Variance
The range
looks only at the two most extreme values. Variance does something far more
honest: it asks how far every data point sits from the
mean, and averages
those distances. It is the workhorse measure of spread.
For data x_1, x_2, \dots, x_n with mean \bar{x}:
\sigma^2 = \frac{1}{n}\sum_{i=1}^{n}\left(x_i - \bar{x}\right)^2.

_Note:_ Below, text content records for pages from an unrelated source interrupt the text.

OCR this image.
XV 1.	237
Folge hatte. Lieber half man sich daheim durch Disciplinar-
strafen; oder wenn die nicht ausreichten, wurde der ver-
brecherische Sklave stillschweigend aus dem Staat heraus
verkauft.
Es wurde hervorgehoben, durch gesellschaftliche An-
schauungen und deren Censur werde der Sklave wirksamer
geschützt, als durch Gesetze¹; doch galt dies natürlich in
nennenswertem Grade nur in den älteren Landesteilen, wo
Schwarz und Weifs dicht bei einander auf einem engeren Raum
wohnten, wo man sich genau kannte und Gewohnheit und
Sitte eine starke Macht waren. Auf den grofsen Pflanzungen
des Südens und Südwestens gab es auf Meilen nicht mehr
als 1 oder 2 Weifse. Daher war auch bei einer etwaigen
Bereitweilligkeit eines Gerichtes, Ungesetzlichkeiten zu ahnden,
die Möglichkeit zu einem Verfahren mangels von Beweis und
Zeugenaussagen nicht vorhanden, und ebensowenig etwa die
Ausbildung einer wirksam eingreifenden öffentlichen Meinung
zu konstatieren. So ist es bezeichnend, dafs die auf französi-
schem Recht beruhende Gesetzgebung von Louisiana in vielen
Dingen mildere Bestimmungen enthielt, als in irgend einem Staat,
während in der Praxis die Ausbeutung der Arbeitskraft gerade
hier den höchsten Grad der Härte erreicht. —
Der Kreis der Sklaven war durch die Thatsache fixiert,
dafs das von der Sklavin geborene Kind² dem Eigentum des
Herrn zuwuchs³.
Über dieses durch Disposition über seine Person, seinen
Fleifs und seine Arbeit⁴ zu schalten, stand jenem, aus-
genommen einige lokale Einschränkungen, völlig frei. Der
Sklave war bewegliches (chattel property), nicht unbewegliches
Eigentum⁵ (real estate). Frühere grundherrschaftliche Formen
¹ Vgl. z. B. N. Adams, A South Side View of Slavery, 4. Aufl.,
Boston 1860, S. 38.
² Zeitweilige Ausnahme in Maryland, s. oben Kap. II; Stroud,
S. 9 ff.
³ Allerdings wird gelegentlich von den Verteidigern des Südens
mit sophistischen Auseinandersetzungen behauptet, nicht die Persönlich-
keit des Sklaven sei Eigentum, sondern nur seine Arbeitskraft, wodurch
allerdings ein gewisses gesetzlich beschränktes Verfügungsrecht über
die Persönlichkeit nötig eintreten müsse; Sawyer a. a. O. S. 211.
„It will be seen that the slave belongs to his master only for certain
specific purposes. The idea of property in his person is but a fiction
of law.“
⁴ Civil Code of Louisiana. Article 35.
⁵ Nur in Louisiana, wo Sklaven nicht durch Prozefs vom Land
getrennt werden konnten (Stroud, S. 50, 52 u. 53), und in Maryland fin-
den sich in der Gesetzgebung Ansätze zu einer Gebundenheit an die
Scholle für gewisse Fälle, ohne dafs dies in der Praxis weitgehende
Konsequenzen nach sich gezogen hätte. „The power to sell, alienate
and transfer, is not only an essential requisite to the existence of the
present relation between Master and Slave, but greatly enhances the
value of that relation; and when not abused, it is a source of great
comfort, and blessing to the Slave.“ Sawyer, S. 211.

Each term (x_i - \bar{x}) is a deviation — how far
that one point strays from the centre. Variance is the average squared
deviation.
Why square? Because raw deviations cancel
It is tempting to just average the deviations themselves. But that always gives zero — the
mean sits exactly at the balance point, so the points below it cancel the points above:
\sum_{i=1}^{n}\left(x_i - \bar{x}\right) = 0 \quad\text{always.}
Squaring fixes the sign: a deviation of -3 and one
of +3 both contribute 9 instead of
cancelling. Squaring also punishes big misses — a point twice as far away
contributes four times as much — so variance is especially sensitive to far-flung values.

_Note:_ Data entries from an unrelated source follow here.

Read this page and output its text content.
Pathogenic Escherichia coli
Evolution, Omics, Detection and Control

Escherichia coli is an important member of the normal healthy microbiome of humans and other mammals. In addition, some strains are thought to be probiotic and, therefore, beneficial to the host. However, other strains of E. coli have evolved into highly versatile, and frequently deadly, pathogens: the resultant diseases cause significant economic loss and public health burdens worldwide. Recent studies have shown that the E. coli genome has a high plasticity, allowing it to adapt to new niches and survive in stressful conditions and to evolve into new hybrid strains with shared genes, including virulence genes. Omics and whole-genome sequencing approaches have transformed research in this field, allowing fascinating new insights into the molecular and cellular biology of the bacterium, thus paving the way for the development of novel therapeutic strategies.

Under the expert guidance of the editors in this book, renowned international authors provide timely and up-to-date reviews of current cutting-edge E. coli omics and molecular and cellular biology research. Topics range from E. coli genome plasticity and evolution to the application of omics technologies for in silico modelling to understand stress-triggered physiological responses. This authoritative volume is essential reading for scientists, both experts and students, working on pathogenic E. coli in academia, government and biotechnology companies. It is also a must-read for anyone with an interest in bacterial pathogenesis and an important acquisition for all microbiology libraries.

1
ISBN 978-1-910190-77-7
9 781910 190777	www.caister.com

See it: variance is the average square
The five points share a mean of 7 (the dashed line). Above each
point sits a square whose side is that point's distance from the mean, so its
area is the squared deviation (x_i - \bar{x})^2. Drag the
slider to spread the points out: the squares grow, and the reported variance — their average
area — climbs with them.
Notice the point sitting on the mean has a square of side zero: it adds nothing. Only
distance from the centre counts.
The units are squared too
Because we squared the deviations, the variance carries squared units. If the
data are heights in centimetres, the variance is in \text{cm}^2 — a
slightly awkward quantity to interpret. That single inconvenience is exactly what the
standard
deviation is built to repair.
- Variance is the average squared deviation from the mean: \sigma^2 = \dfrac{1}{n}\sum (x_i - \bar{x})^2.

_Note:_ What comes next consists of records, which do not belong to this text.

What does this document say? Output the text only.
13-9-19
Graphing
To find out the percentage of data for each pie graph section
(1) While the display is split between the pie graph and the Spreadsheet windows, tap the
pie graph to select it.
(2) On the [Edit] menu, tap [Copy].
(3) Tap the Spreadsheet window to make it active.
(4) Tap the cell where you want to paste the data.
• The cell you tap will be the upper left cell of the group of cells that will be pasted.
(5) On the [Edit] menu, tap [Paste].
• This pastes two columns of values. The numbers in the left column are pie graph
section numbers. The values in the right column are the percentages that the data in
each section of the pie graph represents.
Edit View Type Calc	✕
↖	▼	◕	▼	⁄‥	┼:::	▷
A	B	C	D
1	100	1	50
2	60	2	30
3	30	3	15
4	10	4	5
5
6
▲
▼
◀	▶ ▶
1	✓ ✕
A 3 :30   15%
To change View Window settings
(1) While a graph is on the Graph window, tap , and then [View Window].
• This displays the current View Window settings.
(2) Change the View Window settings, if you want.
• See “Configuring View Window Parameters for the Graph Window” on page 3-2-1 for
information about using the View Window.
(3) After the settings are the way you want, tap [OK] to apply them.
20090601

- Raw deviations always sum to zero; squaring removes the sign so they no longer cancel, and makes large deviations count disproportionately.
- Its units are the square of the data's units — the reason the standard deviation takes a square root.
- A larger variance means the data are more spread out around the mean; a variance of 0 means every value equals the mean.